Через два часа прическа была готова. Фэй надела темно-синее платье, полагавшееся по роли, ей наложили грим в соответствии с указаниями режиссера. Все, Фэй готова к выходу. На площадке обычное волнение, кружатся камеры, суетятся статисты, волнуется сценарист, режиссер совещается с осветителями, все актеры на месте – кроме главного героя. Фэй услышала, как кто-то пробормотал:
– Как всегда!
Фэй подумала: если у него такой стиль работы… Тихо вздохнув, она присела на стул. Если надо, они начнут сцену и без него, но вообще-то опоздание в первый же день не предвещает ничего хорошего. Она посмотрела на свои синие туфли без каблуков, какие обычно носят пожилые женщины, и вдруг почувствовала на себе чей-то взгляд. Подняв глаза, Фэй увидела потрясающе красивого светловолосого мужчину с глубокими голубыми глазами на загорелом лице. Она подумала, что кто-то из актеров хочет поздороваться с ней перед началом съемок, и осторожно улыбнулась ему, но молодой человек серьезно спросил:
– Вы не помните меня?
Долю секунды она чувствовала то, что и любая женщина, столкнувшаяся с мужчиной, который хорошо вас знает, а вы его не помните вовсе. «Неужели я действительно знакома с этим человеком? Кто же это?» А он молча стоял и смотрел на нее в каком-то отчаянном напряжении, и она невольно вздрогнула. Глубоко в памяти что-то мелькнуло; но она никак не могла понять, кто это такой. Может, она играла с ним раньше?

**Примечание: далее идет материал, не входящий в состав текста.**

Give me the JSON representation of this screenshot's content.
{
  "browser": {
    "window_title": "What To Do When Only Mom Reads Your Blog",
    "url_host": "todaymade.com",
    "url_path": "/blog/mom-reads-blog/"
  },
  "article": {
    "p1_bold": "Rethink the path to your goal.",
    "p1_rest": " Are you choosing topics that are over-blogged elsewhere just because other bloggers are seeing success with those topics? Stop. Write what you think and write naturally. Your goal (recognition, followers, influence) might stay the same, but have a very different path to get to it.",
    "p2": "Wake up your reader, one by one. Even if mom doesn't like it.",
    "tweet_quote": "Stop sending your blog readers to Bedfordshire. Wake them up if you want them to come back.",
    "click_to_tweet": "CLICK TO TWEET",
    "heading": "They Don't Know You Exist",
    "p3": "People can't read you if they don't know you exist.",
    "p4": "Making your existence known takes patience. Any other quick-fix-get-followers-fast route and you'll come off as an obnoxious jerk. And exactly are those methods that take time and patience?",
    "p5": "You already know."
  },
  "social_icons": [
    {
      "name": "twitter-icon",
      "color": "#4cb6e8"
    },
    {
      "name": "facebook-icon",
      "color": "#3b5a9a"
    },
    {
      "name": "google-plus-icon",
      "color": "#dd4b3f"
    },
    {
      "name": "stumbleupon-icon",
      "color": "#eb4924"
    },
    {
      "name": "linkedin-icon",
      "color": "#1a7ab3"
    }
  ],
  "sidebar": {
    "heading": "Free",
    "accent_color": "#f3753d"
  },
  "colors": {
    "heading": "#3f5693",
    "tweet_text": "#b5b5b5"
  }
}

– Хотя конечно, почему вы должны помнить. – Голос был тих и спокоен, глаза серьезные, но явно разочарованные от того, что она не узнала его сразу. Неловкость нарастала. – Мы встречались на Гвадалканале два года назад. Вы выступали у нас, а я был адъютантом командира.
– О мой Бог! – Глаза ее расширились… Внезапно на нее нахлынуло прошлое. Это красивое лицо… и их долгая беседа… молодая медсестра – его погибшая жена… Вспомнилось, как они вдвоем сидели в столовой, не сводя глаз друг с друга. Воспоминания захватили обоих. Как же она могла его забыть? Это лицо преследовало ее столько месяцев, но она никак не ожидала увидеть его снова.
Фэй протянула руку, и он с облегчением улыбнулся. Он долго мучался вопросом – помнит ли она его?
– Добро пожаловать домой, лейтенант.
Он красиво отсалютовал, как делал это и прежде, и слегка склонил голову. В синих глазах заиграли озорные искорки.
– Теперь уже майор, благодарю.
– Прошу прощения. – Она почувствовала великую радость от того, что он жив. – С вами все в порядке?
– Конечно. – Он ответил так быстро, что Фэй даже усомнилась, на самом ли деле это так, но выглядел он прекрасно, даже шикарно. Она очнулась, вспомнив, где находится и что сейчас начнутся съемки – если ее коллега наконец появился.
– А что вы здесь делаете?
– Я живу в Лос-Анджелесе. Помните, я говорил вам тогда… – Он улыбнулся. – А еще я говорил, что когда-нибудь заеду на студию. Обычно я сдерживаю свои обещания, мисс Прайс. – В нем было что-то порывистое, но одновременно и сдержанное, он напоминал великолепного жеребца на натянутых поводьях.
Фэй знала, что ему сейчас должно быть двадцать восемь, и, действительно, он утратил свой мальчишеский облик. Каждым дюймом своего тела он был уже зрелым мужчиной. Но в ее голове бродили другие мысли… Об актере, которого до сих пор нет, например. И как-то неловко снова увидеть Варда именно здесь.